News Article Article pages that do not meet specifications for other Trust Project Type of Work labels and also do not fit within the general news category.
PAPAL VISIT ‘It’s going to take a long time’
MASKWACIS, Alberta, Canada — Mavis LongJohn sat with her sister at the top of the arbor bleachers where just moments earlier Pope Francis had offered apologies for the Catholic Church’s role in Canada’s residential school system.
The crowd was dispersing quickly as the Pope’s helicopter disappeared into the overcast sky on its way back to Edmonton.
LongJohn had traveled from Sturgeon Lake First Nation in Saskatchewan to Maskwacis First Nation as part of her own healing journey. She went to the St. Michael’s Indian Residential School in Duck Lake, Saskatchewan, and she carries not only her own story but those of her parents and her late sister.
“I cried,” she told ICT about hearing the Pope’s apology. “I was looking down on the ground because my deceased parents were residential school survivors as well.
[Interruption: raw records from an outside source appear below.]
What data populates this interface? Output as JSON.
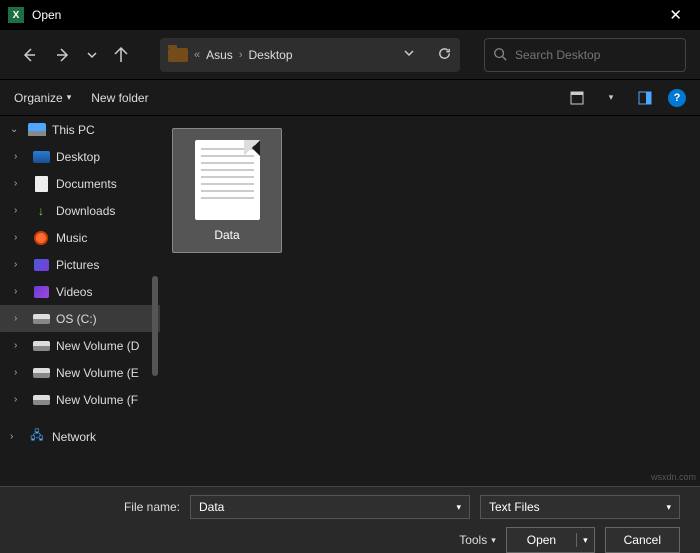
{
  "title": "Open",
  "breadcrumb": {
    "delim": "«",
    "crumb1": "Asus",
    "sep": "›",
    "crumb2": "Desktop"
  },
  "search": {
    "placeholder": "Search Desktop"
  },
  "toolbar": {
    "organize": "Organize",
    "newfolder": "New folder"
  },
  "sidebar": {
    "items": [
      {
        "label": "This PC",
        "expander": "⌄"
      },
      {
        "label": "Desktop",
        "expander": "›"
      },
      {
        "label": "Documents",
        "expander": "›"
      },
      {
        "label": "Downloads",
        "expander": "›"
      },
      {
        "label": "Music",
        "expander": "›"
      },
      {
        "label": "Pictures",
        "expander": "›"
      },
      {
        "label": "Videos",
        "expander": "›"
      },
      {
        "label": "OS (C:)",
        "expander": "›"
      },
      {
        "label": "New Volume (D",
        "expander": "›"
      },
      {
        "label": "New Volume (E",
        "expander": "›"
      },
      {
        "label": "New Volume (F",
        "expander": "›"
      },
      {
        "label": "Network",
        "expander": "›"
      }
    ]
  },
  "files": [
    {
      "name": "Data"
    }
  ],
  "footer": {
    "fname_label": "File name:",
    "fname_value": "Data",
    "filter_value": "Text Files",
    "tools": "Tools",
    "open": "Open",
    "cancel": "Cancel"
  },
  "watermark": "wsxdn.com"
}
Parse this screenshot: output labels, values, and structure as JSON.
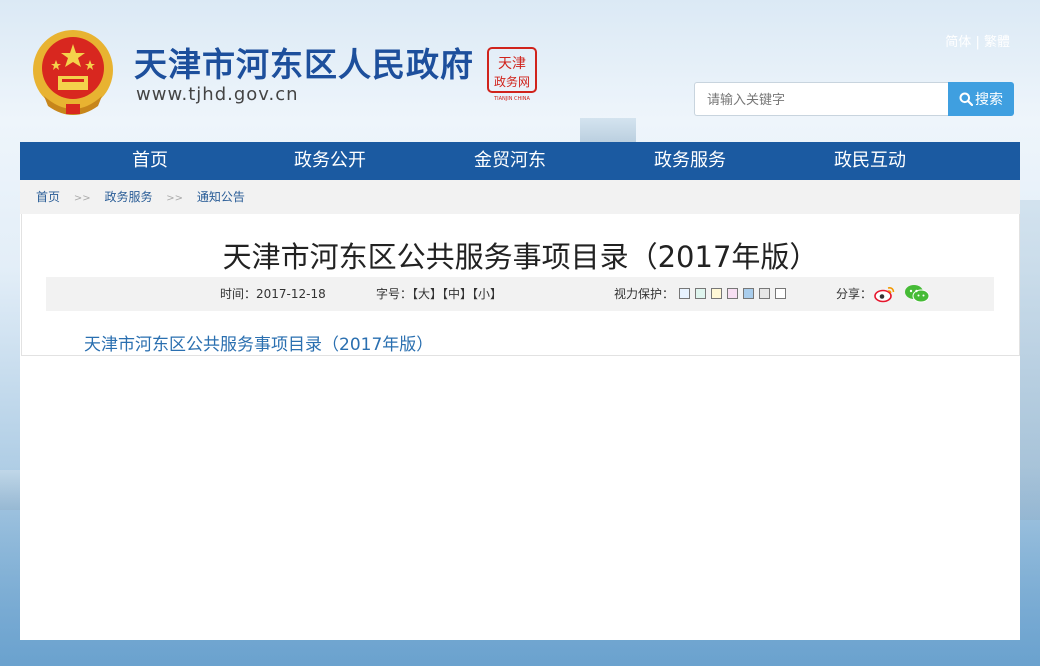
{
  "header": {
    "site_title": "天津市河东区人民政府",
    "site_url": "www.tjhd.gov.cn",
    "seal_text": "天津 政务网",
    "seal_caption": "TIANJIN CHINA",
    "lang_simplified": "简体",
    "lang_separator": "|",
    "lang_traditional": "繁體",
    "search_placeholder": "请输入关键字",
    "search_button": "搜索"
  },
  "nav": {
    "items": [
      "首页",
      "政务公开",
      "金贸河东",
      "政务服务",
      "政民互动"
    ]
  },
  "breadcrumb": {
    "items": [
      "首页",
      "政务服务",
      "通知公告"
    ],
    "separator": ">>"
  },
  "article": {
    "title": "天津市河东区公共服务事项目录（2017年版）",
    "date": "时间：2017-12-18",
    "font_size_label": "字号：",
    "font_large": "【大】",
    "font_medium": "【中】",
    "font_small": "【小】",
    "vision_label": "视力保护：",
    "vision_colors": [
      "#e8f3ff",
      "#dff5ee",
      "#fff8d6",
      "#f7dff3",
      "#a9cdec",
      "#e6e6e6",
      "#ffffff"
    ],
    "share_label": "分享：",
    "link_text": "天津市河东区公共服务事项目录（2017年版）"
  },
  "colors": {
    "nav_bg": "#1b5aa1",
    "search_button": "#3f9fe0",
    "title_blue": "#1d4f9c",
    "link_blue": "#2a6fb0",
    "weibo_red": "#e6162d",
    "wechat_green": "#46bb36"
  }
}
I had an older sister who passed away in 1996, who is not able to hear what the pope has said. My mom passed away two weeks ago — she was 91 — and she was unable to experience this event, but hopefully she is looking down from the spirit world.”
The Pope’s apology drew applause from the thousands of people gathered Monday at Maskwacis on the site of the former Ermineskin Indian Residential School, but it also drew tears among many in the crowd.
For some, the apology was not enough for the generations lost to the trauma of residential schools, some of whom remain in unmarked graves on school grounds. For others, it was a start toward healing that would begin with forgiveness.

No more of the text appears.